The ectodomain of CD209 and CD209L is composed of the neck region followed by the CRD. These domains also represent the most distinct and functional features of these two receptors. The neck region which is a repeat of 23 amino acids (Figure 2B), is involved in protein dimerization/oligomerization, and may also contribute to increased pathogen recognition and concentration of pathogens at the cell surface. The neck region forms an α-helical coiled-coil fold that is thought to stabilize the oligomerization of CD20 family proteins. The presence of CRD on the ectodomain is paramount to recognition of mannose, fucose- or galactose-containing structures on the pathogens and the cellular ligands by CD209 and CD209L. It is thought that within the CRD a highly conserved EPN motif (Glu-Pro-Asn) is responsible for recognition of mannose, fucose- or galactose-containing structures. Yet, despite a high degree of homology of the amino acid residues in the CRD of CD209L and CD209, there is evidence for differential recognition of oligosaccharide structures by these receptors. For example, CD209L appears to prefer mannose oligosaccharides but not fucose-containing carbohydrates such as LewisX (LeX) glycans . Interestingly, a recent analysis revealed that N-glycosylation of SARS-CoV-2 spike protein is largely oligomannose-type glycans, which may account for the strong binding of SARS-CoV-2 spike protein with CD209L and CD209. Furthermore, while the ectodomain of CD209L contains two N-glycosylation sequons, at sites N92 and N361 (Figure 2B), only N92 is occupied.
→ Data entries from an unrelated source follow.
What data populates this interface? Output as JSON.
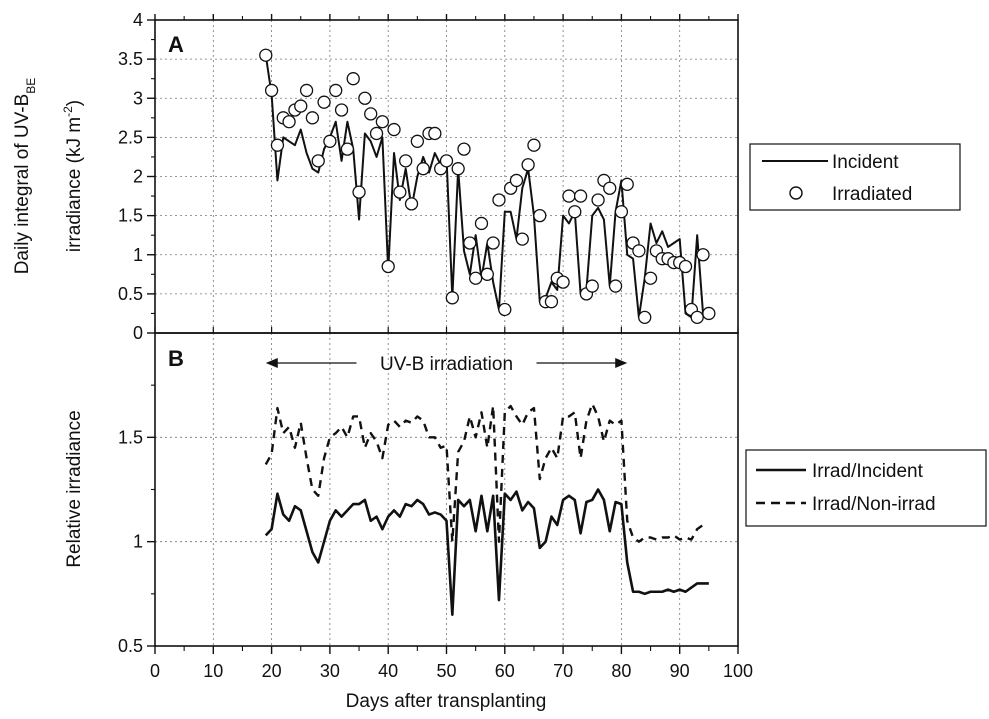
{
  "chart_data": [
    {
      "panel": "A",
      "type": "line",
      "ylabel_main": "Daily integral of UV-B",
      "ylabel_sub": "BE",
      "ylabel_line2": "irradiance (kJ m",
      "ylabel_sup": "-2",
      "ylabel_close": ")",
      "xlim": [
        0,
        100
      ],
      "ylim": [
        0,
        4
      ],
      "yticks": [
        "0",
        "0.5",
        "1",
        "1.5",
        "2",
        "2.5",
        "3",
        "3.5",
        "4"
      ],
      "grid": true,
      "legend_position": "right",
      "series": [
        {
          "name": "Incident",
          "style": "solid-line",
          "x": [
            19,
            20,
            21,
            22,
            23,
            24,
            25,
            26,
            27,
            28,
            29,
            30,
            31,
            32,
            33,
            34,
            35,
            36,
            37,
            38,
            39,
            40,
            41,
            42,
            43,
            44,
            45,
            46,
            47,
            48,
            49,
            50,
            51,
            52,
            53,
            54,
            55,
            56,
            57,
            58,
            59,
            60,
            61,
            62,
            63,
            64,
            65,
            66,
            67,
            68,
            69,
            70,
            71,
            72,
            73,
            74,
            75,
            76,
            77,
            78,
            79,
            80,
            81,
            82,
            83,
            84,
            85,
            86,
            87,
            88,
            89,
            90,
            91,
            92,
            93,
            94,
            95
          ],
          "y": [
            3.55,
            3.05,
            1.95,
            2.5,
            2.45,
            2.4,
            2.6,
            2.3,
            2.1,
            2.05,
            2.35,
            2.5,
            2.7,
            2.2,
            2.7,
            2.35,
            1.45,
            2.55,
            2.45,
            2.25,
            2.5,
            0.8,
            2.3,
            1.7,
            2.1,
            1.6,
            2.0,
            2.25,
            2.05,
            2.3,
            2.15,
            2.25,
            0.45,
            2.1,
            1.05,
            0.75,
            1.25,
            0.7,
            1.15,
            0.65,
            0.3,
            1.55,
            1.55,
            1.2,
            1.85,
            2.1,
            1.5,
            0.4,
            0.45,
            0.65,
            0.55,
            1.5,
            1.4,
            1.55,
            0.5,
            0.55,
            1.5,
            1.6,
            1.45,
            0.6,
            1.55,
            1.95,
            1.0,
            0.95,
            0.2,
            0.7,
            1.4,
            1.15,
            1.3,
            1.1,
            1.15,
            1.2,
            0.25,
            0.2,
            1.25,
            0.25,
            0.25
          ]
        },
        {
          "name": "Irradiated",
          "style": "open-circle",
          "x": [
            19,
            20,
            21,
            22,
            23,
            24,
            25,
            26,
            27,
            28,
            29,
            30,
            31,
            32,
            33,
            34,
            35,
            36,
            37,
            38,
            39,
            40,
            41,
            42,
            43,
            44,
            45,
            46,
            47,
            48,
            49,
            50,
            51,
            52,
            53,
            54,
            55,
            56,
            57,
            58,
            59,
            60,
            61,
            62,
            63,
            64,
            65,
            66,
            67,
            68,
            69,
            70,
            71,
            72,
            73,
            74,
            75,
            76,
            77,
            78,
            79,
            80,
            81,
            82,
            83,
            84,
            85,
            86,
            87,
            88,
            89,
            90,
            91,
            92,
            93,
            94,
            95
          ],
          "y": [
            3.55,
            3.1,
            2.4,
            2.75,
            2.7,
            2.85,
            2.9,
            3.1,
            2.75,
            2.2,
            2.95,
            2.45,
            3.1,
            2.85,
            2.35,
            3.25,
            1.8,
            3.0,
            2.8,
            2.55,
            2.7,
            0.85,
            2.6,
            1.8,
            2.2,
            1.65,
            2.45,
            2.1,
            2.55,
            2.55,
            2.1,
            2.2,
            0.45,
            2.1,
            2.35,
            1.15,
            0.7,
            1.4,
            0.75,
            1.15,
            1.7,
            0.3,
            1.85,
            1.95,
            1.2,
            2.15,
            2.4,
            1.5,
            0.4,
            0.4,
            0.7,
            0.65,
            1.75,
            1.55,
            1.75,
            0.5,
            0.6,
            1.7,
            1.95,
            1.85,
            0.6,
            1.55,
            1.9,
            1.15,
            1.05,
            0.2,
            0.7,
            1.05,
            0.95,
            0.95,
            0.9,
            0.9,
            0.85,
            0.3,
            0.2,
            1.0,
            0.25
          ]
        }
      ]
    },
    {
      "panel": "B",
      "type": "line",
      "ylabel": "Relative irradiance",
      "xlabel": "Days after transplanting",
      "xlim": [
        0,
        100
      ],
      "ylim": [
        0.5,
        2.0
      ],
      "xticks": [
        "0",
        "10",
        "20",
        "30",
        "40",
        "50",
        "60",
        "70",
        "80",
        "90",
        "100"
      ],
      "yticks": [
        "0.5",
        "1",
        "1.5"
      ],
      "grid": true,
      "legend_position": "right",
      "annotation": "UV-B irradiation",
      "annotation_range": [
        19,
        81
      ],
      "series": [
        {
          "name": "Irrad/Incident",
          "style": "solid-line",
          "x": [
            19,
            20,
            21,
            22,
            23,
            24,
            25,
            26,
            27,
            28,
            29,
            30,
            31,
            32,
            33,
            34,
            35,
            36,
            37,
            38,
            39,
            40,
            41,
            42,
            43,
            44,
            45,
            46,
            47,
            48,
            49,
            50,
            51,
            52,
            53,
            54,
            55,
            56,
            57,
            58,
            59,
            60,
            61,
            62,
            63,
            64,
            65,
            66,
            67,
            68,
            69,
            70,
            71,
            72,
            73,
            74,
            75,
            76,
            77,
            78,
            79,
            80,
            81,
            82,
            83,
            84,
            85,
            86,
            87,
            88,
            89,
            90,
            91,
            92,
            93,
            94,
            95
          ],
          "y": [
            1.03,
            1.06,
            1.23,
            1.13,
            1.1,
            1.17,
            1.15,
            1.05,
            0.95,
            0.9,
            1.0,
            1.1,
            1.15,
            1.12,
            1.15,
            1.18,
            1.18,
            1.2,
            1.1,
            1.12,
            1.06,
            1.12,
            1.15,
            1.12,
            1.18,
            1.17,
            1.2,
            1.18,
            1.13,
            1.14,
            1.13,
            1.1,
            0.65,
            1.2,
            1.17,
            1.2,
            1.05,
            1.22,
            1.05,
            1.22,
            0.72,
            1.23,
            1.2,
            1.24,
            1.15,
            1.19,
            1.16,
            0.97,
            1.0,
            1.12,
            1.08,
            1.2,
            1.22,
            1.2,
            1.04,
            1.19,
            1.2,
            1.25,
            1.2,
            1.05,
            1.19,
            1.18,
            0.9,
            0.76,
            0.76,
            0.75,
            0.76,
            0.76,
            0.76,
            0.77,
            0.76,
            0.77,
            0.76,
            0.78,
            0.8,
            0.8,
            0.8
          ]
        },
        {
          "name": "Irrad/Non-irrad",
          "style": "dashed-line",
          "x": [
            19,
            20,
            21,
            22,
            23,
            24,
            25,
            26,
            27,
            28,
            29,
            30,
            31,
            32,
            33,
            34,
            35,
            36,
            37,
            38,
            39,
            40,
            41,
            42,
            43,
            44,
            45,
            46,
            47,
            48,
            49,
            50,
            51,
            52,
            53,
            54,
            55,
            56,
            57,
            58,
            59,
            60,
            61,
            62,
            63,
            64,
            65,
            66,
            67,
            68,
            69,
            70,
            71,
            72,
            73,
            74,
            75,
            76,
            77,
            78,
            79,
            80,
            81,
            82,
            83,
            84,
            85,
            86,
            87,
            88,
            89,
            90,
            91,
            92,
            93,
            94
          ],
          "y": [
            1.37,
            1.42,
            1.64,
            1.52,
            1.55,
            1.45,
            1.57,
            1.4,
            1.25,
            1.22,
            1.4,
            1.5,
            1.52,
            1.55,
            1.5,
            1.6,
            1.6,
            1.45,
            1.52,
            1.48,
            1.4,
            1.56,
            1.58,
            1.55,
            1.58,
            1.57,
            1.6,
            1.58,
            1.5,
            1.5,
            1.45,
            1.46,
            1.0,
            1.43,
            1.48,
            1.6,
            1.5,
            1.62,
            1.45,
            1.65,
            1.0,
            1.62,
            1.65,
            1.6,
            1.56,
            1.62,
            1.64,
            1.3,
            1.4,
            1.45,
            1.4,
            1.6,
            1.6,
            1.62,
            1.4,
            1.58,
            1.66,
            1.6,
            1.48,
            1.58,
            1.56,
            1.58,
            1.1,
            1.02,
            1.0,
            1.02,
            1.02,
            1.01,
            1.02,
            1.02,
            1.03,
            1.01,
            1.02,
            1.01,
            1.06,
            1.08
          ]
        }
      ]
    }
  ],
  "legend_a": {
    "incident": "Incident",
    "irradiated": "Irradiated"
  },
  "legend_b": {
    "irrad_incident": "Irrad/Incident",
    "irrad_non": "Irrad/Non-irrad"
  }
}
Curiously, removal of N-glycosylation on the CD209L increases the binding of CD209L with the SARS-CoV-2 spike protein, suggesting that N-glycosylation of CD209L may generate a hindrance for the CRD-mediated glycoprotein interaction and may have impact in virus tropism and transmissibility in vivo. A similar hindering mechanism for ligand-receptor interaction by N-glycosylation was reported for an unrelated receptor tyrosine kinase, vascular endothelial receptor-2 (VEGFR-2) interaction with its ligand . Another important, yet poorly understood aspect of CD209 family proteins is their cytoplasmic N-terminus domain, which is vital for their signal transduction relays. To date, there is no evidence for potential posttranslational modifications (PTMs) or a direct protein interaction between the cytoplasmic N-terminus domains of CD209L and CD209 with the signaling proteins. Unlike many of their counterpart receptors, the cytoplasmic N-terminus domains of CD209L and CD209 contain no conserved immunoreceptor tyrosine-based inhibitory (ITIM, V/IXYXXL/I/V) motif, which interacts with the Src-homology 2 (SH2) domain containing proteins . While, the cytoplasmic N-terminus domains of CD209L contains no tyrosine residue, the cytoplasmic N-terminus domain of CD209 contains one tyrosine residue with a weak sequence homology to ITIM motif (Figure 2B). But, there is no experimental evidence whether the key tyrosine (Y31) residue is phosphorylated and recruits any SH2 domain signaling proteins to CD209. Furthermore, there are multiple serine/threonine residues (four on the CD209 and 8 on the CD209L) on the cytoplasmic N-terminus domains of CD209L and CD209 (Figure 2B), which potentially could be phosphorylated. Similarly, there are multiple lysine (K) residues on the cytoplasmic N-terminus domain of CD209L and CD209 with potential to undergo ubiquitination. In particular, K5, which is conserved both in CD209L and CD209, has a high probability to be ubiquitinated. Ubiquitin modification regulates both proteolytic and non-proteolytic functions of proteins.